Also, man kann mit ziemlicher Sicherheit sagen, dass Literatur damals (zumindest bis ins Hochmittelalter) etwas für die "Oberen 10000" war. Schreiben konnten gelehrte Adlige (also nicht alle) und der Klerus, der allerdings bis hinunter zum Mönch, der vielleicht nicht unbedingt als den "Oberen 10000" zugehörig bezeichnet werden kann.
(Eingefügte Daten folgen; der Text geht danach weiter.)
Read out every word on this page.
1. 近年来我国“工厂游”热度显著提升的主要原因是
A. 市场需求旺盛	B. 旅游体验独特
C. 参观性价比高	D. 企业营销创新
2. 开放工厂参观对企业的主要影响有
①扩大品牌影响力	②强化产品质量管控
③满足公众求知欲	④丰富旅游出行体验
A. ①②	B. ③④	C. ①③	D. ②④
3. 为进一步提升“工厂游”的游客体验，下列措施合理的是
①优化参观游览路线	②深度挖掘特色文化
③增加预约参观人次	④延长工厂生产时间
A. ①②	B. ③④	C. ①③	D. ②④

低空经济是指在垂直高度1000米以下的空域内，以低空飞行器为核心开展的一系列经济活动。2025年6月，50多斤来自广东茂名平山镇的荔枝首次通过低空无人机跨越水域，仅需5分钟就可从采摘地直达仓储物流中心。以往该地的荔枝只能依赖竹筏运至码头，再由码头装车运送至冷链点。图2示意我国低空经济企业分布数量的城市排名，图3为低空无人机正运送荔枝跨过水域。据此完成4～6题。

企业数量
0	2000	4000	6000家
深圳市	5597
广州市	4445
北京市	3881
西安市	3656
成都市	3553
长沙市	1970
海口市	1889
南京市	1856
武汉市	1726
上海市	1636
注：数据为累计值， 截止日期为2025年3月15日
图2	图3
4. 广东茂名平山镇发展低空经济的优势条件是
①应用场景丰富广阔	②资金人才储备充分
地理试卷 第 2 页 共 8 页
Zu Beginn war der Stoff deutscher Literatur ausschließlich höfisch ausgerichtet. Es ging um Begegnungen mit Königen, im Sangspruch wurde immer wieder aufgegriffen, welche Werte einen guten Herrscher ausmachen und häufig waren Ritter die Protagonisten in fiktionaler Literatur. Zu Beginn herrschten Heldenepik (Nibelungenlied) und Sangspruch vor. Sangsprüche waren kurze zwei- bis vierzeilige Reime, später auch Sprüche in mehreren Strophen, mit Reim und Rhythmus. Es wird vermutet, dass sie gesungen wurden (im Gegensatz zu Sprechsprüchen), aber Belege dafür haben wir heute, glaube ich, nicht mehr. Sie waren häufig moralisch wertend angelegt, wobei allerdings der Kern zumindest meistens darin bestand, dass es von Wert ist, großzügig gegenüber weisen Leuten zu sein, die einen über Werte belehren. Danach entwickelte der Epos sich zum höfischen Roman, während sich dem Sangspruch das Minnelied hinzugesellte. Minnelieder thematisierten in der Regel die Beziehung zwischen einer Dame von Hof und einem singenden Ritter. Höfisch Romane handelten von Rittern, die den Hof verließen, um diverse Abenteuer zu bestreiten. Vielleicht hilft das, um sich etwas mehr ins Thema einzufinden.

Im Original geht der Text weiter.